Many times have men asked me why I took up the art of decipherment, for it seems to them to be a vulgar occupation, not in keeping with my position and dignity. I have many reasons, and the fact that I enjoy it is but the least of them. Men like Boyle are absorbed by teasing out the secrets of nature, in which I also take the greatest pleasure. But how wonderful it is also to penetrate the secrets of men’s minds, to turn the chaos of human endeavor into order and bring the darkest deeds from night into daylight. A cipher is only a collection of letters on a page; this I grant. But to take that confusion and turn it into meaning through the exercise of pure reason provides a satisfaction which I have never managed to communicate to others. I can only say that it is not unlike prayer. Not vulgar prayer, in which men chant words while their minds are elsewhere, but true prayer, so complete and profound that you feel the touch of God’s grace on your spirit. And I have often thought that my success shows His favor, a sign that what I do is pleasing to Him.

The letter sent by the sectaries was pathetically easy to unravel, and scarcely interesting; had I known what it contained I would never have bothered as it was not worth di Pietro’s life or the trouble his murder caused me. It spoke of preparations in that pompous language so beloved of sectaries, and referred elliptically to a place I confidently identified as Northampton. But there was little meat, nothing which justified the risk I had taken.

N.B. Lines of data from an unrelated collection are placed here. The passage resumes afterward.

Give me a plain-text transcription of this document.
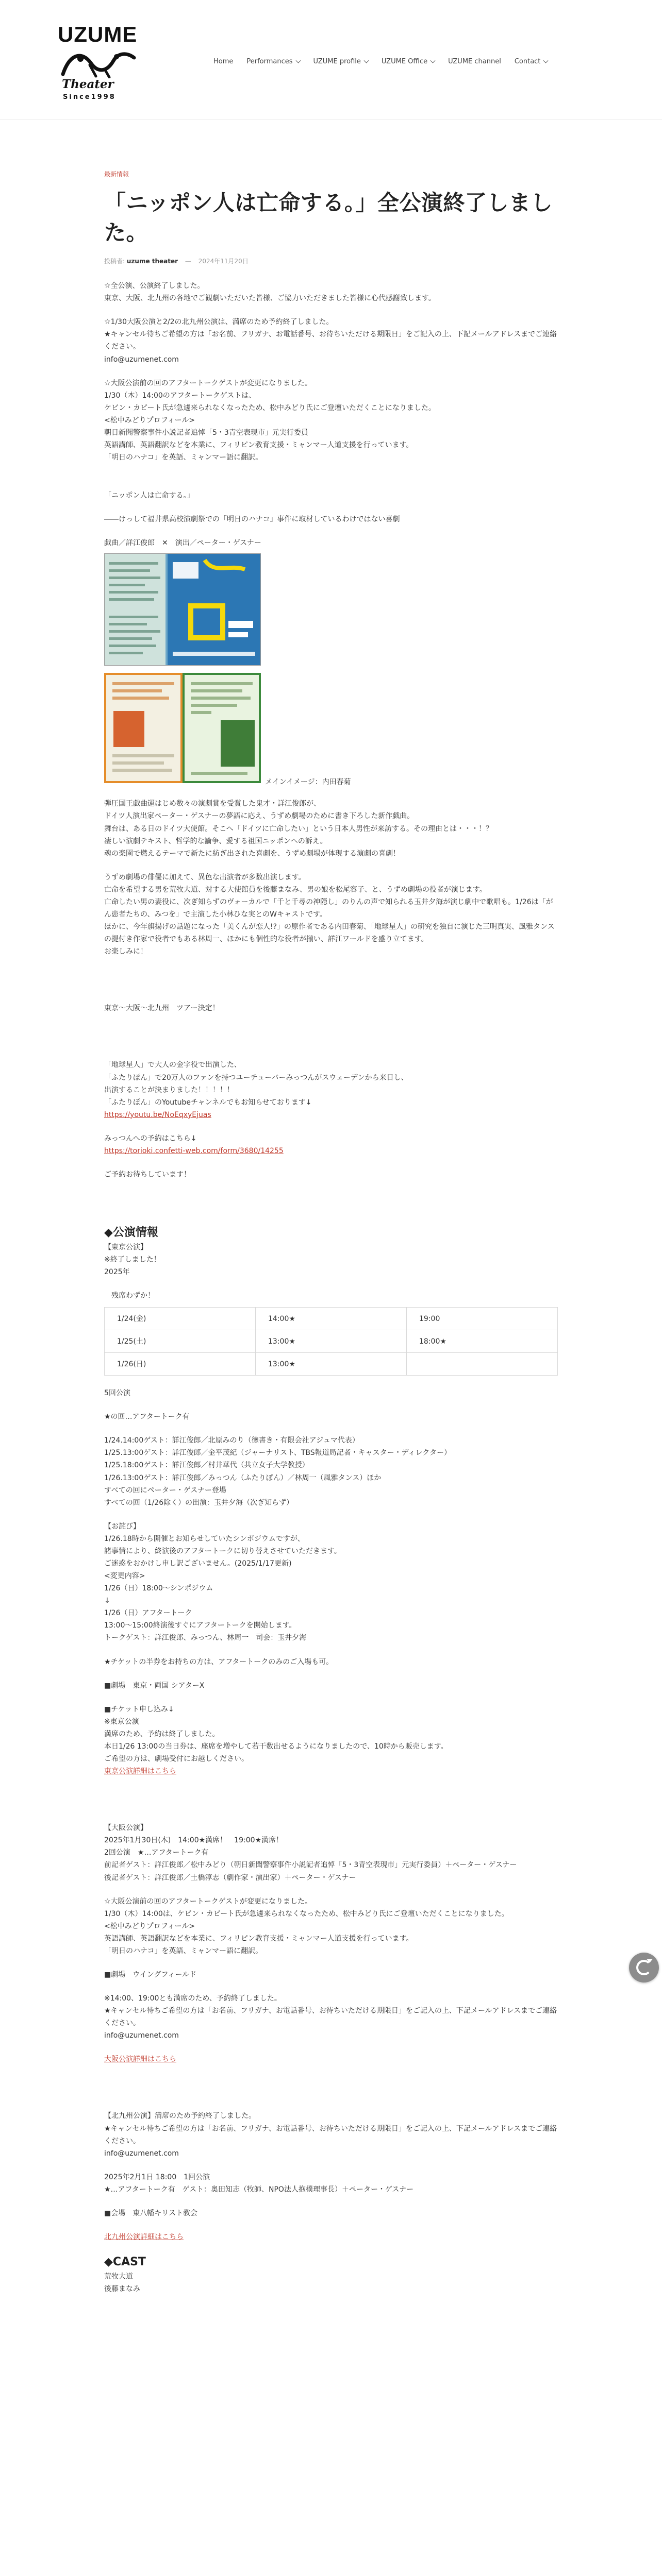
UZUME
Theater
Since1998
Home Performances	UZUME profile	UZUME Office	UZUME channel Contact
最新情報
「ニッポン人は亡命する。」全公演終了しました。
投稿者: uzume theater — 2024年11月20日
☆全公演、公演終了しました。
東京、大阪、北九州の各地でご観劇いただいた皆様、ご協力いただきました皆様に心代感謝致します。
☆1/30大阪公演と2/2の北九州公演は、満席のため予約終了しました。
★キャンセル待ちご希望の方は「お名前、フリガナ、お電話番号、お待ちいただける期限日」をご記入の上、下記メールアドレスまでご連絡ください。
info@uzumenet.com
☆大阪公演前の回のアフタートークゲストが変更になりました。
1/30（木）14:00のアフタートークゲストは、
ケビン・カピート氏が急遽来られなくなったため、松中みどり氏にご登壇いただくことになりました。
<松中みどりプロフィール>
朝日新聞警察事件小説記者追悼「5・3青空表現市」元実行委員
英語講師、英語翻訳などを本業に、フィリピン教育支援・ミャンマー人道支援を行っています。
「明日のハナコ」を英語、ミャンマー語に翻訳。
「ニッポン人は亡命する。」
――けっして福井県高校演劇祭での「明日のハナコ」事件に取材しているわけではない喜劇
戯曲／詳江俊郎　✕　演出／ペーター・ゲスナー
メインイメージ：内田春菊
弾圧国王戯曲運はじめ数々の演劇賞を受賞した鬼才・詳江俊郎が、
ドイツ人演出家ペーター・ゲスナーの夢語に応え、うずめ劇場のために書き下ろした新作戯曲。
舞台は、ある日のドイツ大使館。そこへ「ドイツに亡命したい」という日本人男性が来訪する。その理由とは・・・！？
凄しい演劇テキスト、哲学的な論争、愛する祖国ニッポンへの訴え。
魂の楽園で燃えるテーマで新たに紡ぎ出された喜劇を、うずめ劇場が体現する演劇の喜劇！
うずめ劇場の俳優に加えて、異色な出演者が多数出演します。
亡命を希望する男を荒牧大道、対する大使館員を後藤まなみ、男の娘を松尾容子、と、うずめ劇場の役者が演じます。
亡命したい男の妻役に、次ぎ知らずのヴォーカルで「千と千尋の神隠し」のりんの声で知られる玉井夕海が演じ劇中で歌唱も。1/26は「がん患者たちの、みつを」で主演した小林ひな実とのWキャストです。
ほかに、今年旗揚げの話題になった「美くんが恋人!?」の原作者である内田春菊、「地球星人」の研究を独自に演じた三明真実、風雅タンスの提付き作家で役者でもある林周一、ほかにも個性的な役者が揃い、詳江ワールドを盛り立てます。
お楽しみに！
東京～大阪～北九州　ツアー決定！
「地球星人」で大人の金字役で出演した、
「ふたりぽん」で20万人のファンを持つユーチューバーみっつんがスウェーデンから来日し、
出演することが決まりました！！！！！
「ふたりぽん」のYoutubeチャンネルでもお知らせております↓
https://youtu.be/NoEqxyEjuas
みっつんへの予約はこちら↓
https://torioki.confetti-web.com/form/3680/14255
ご予約お待ちしています！
◆公演情報
【東京公演】
※終了しました！
2025年
残席わずか！
1/24(金)	14:00★	19:00
1/25(土)	13:00★	18:00★
1/26(日)	13:00★	
5回公演
★の回…アフタートーク有
1/24.14:00ゲスト：詳江俊郎／北原みのり（徳書き・有限会社アジュマ代表）
1/25.13:00ゲスト：詳江俊郎／金平茂紀（ジャーナリスト、TBS報道局記者・キャスター・ディレクター）
1/25.18:00ゲスト：詳江俊郎／村井華代（共立女子大学教授）
1/26.13:00ゲスト：詳江俊郎／みっつん（ふたりぽん）／林周一（風雅タンス）ほか
すべての回にペーター・ゲスナー登場
すべての回（1/26除く）の出演：玉井夕海（次ぎ知らず）
【お詫び】
1/26.18時から開催とお知らせしていたシンポジウムですが、
諸事情により、終演後のアフタートークに切り替えさせていただきます。
ご迷惑をおかけし申し訳ございません。(2025/1/17更新)
<変更内容>
1/26（日）18:00～シンポジウム
↓
1/26（日）アフタートーク
13:00～15:00終演後すぐにアフタートークを開始します。
トークゲスト：詳江俊郎、みっつん、林周一　司会：玉井夕海
★チケットの半券をお持ちの方は、アフタートークのみのご入場も可。
■劇場　東京・両国 シアターX
■チケット申し込み↓
※東京公演
満席のため、予約は終了しました。
本日1/26 13:00の当日券は、座席を増やして若干数出せるようになりましたので、10時から販売します。
ご希望の方は、劇場受付にお越しください。
東京公演詳細はこちら
【大阪公演】
2025年1月30日(木)　14:00★満席！　19:00★満席！
2回公演　★…アフタートーク有
前記者ゲスト：詳江俊郎／松中みどり（朝日新聞警察事件小説記者追悼「5・3青空表現市」元実行委員）＋ペーター・ゲスナー
後記者ゲスト：詳江俊郎／土橋淳志（劇作家・演出家）＋ペーター・ゲスナー
☆大阪公演前の回のアフタートークゲストが変更になりました。
1/30（木）14:00は、ケビン・カピート氏が急遽来られなくなったため、松中みどり氏にご登壇いただくことになりました。
<松中みどりプロフィール>
英語講師、英語翻訳などを本業に、フィリピン教育支援・ミャンマー人道支援を行っています。
「明日のハナコ」を英語、ミャンマー語に翻訳。
■劇場　ウイングフィールド
※14:00、19:00とも満席のため、予約終了しました。
★キャンセル待ちご希望の方は「お名前、フリガナ、お電話番号、お待ちいただける期限日」をご記入の上、下記メールアドレスまでご連絡ください。
info@uzumenet.com
大阪公演詳細はこちら
【北九州公演】満席のため予約終了しました。
★キャンセル待ちご希望の方は「お名前、フリガナ、お電話番号、お待ちいただける期限日」をご記入の上、下記メールアドレスまでご連絡ください。
info@uzumenet.com
2025年2月1日 18:00　1回公演
★…アフタートーク有　ゲスト：奥田知志（牧師、NPO法人抱樸理事長）＋ペーター・ゲスナー
■会場　東八幡キリスト教会
北九州公演詳細はこちら
◆CAST
荒牧大道
後藤まなみ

If that lay anywhere, it was in the last, mysterious letter; I was determined to read it, and knew I must have the key.

Matthew came to me as I sat at my desk, the unreadable letter in front of me in all its defiance, and asked whether he had done well.

“Very well,” I told him. “Very well indeed, although largely by chance—your letter is uninteresting; it is this other one which fascinates me.” I held it up for him to examine, which he did with his habitual neatness and care.

“You know this already? You have unraveled it all?”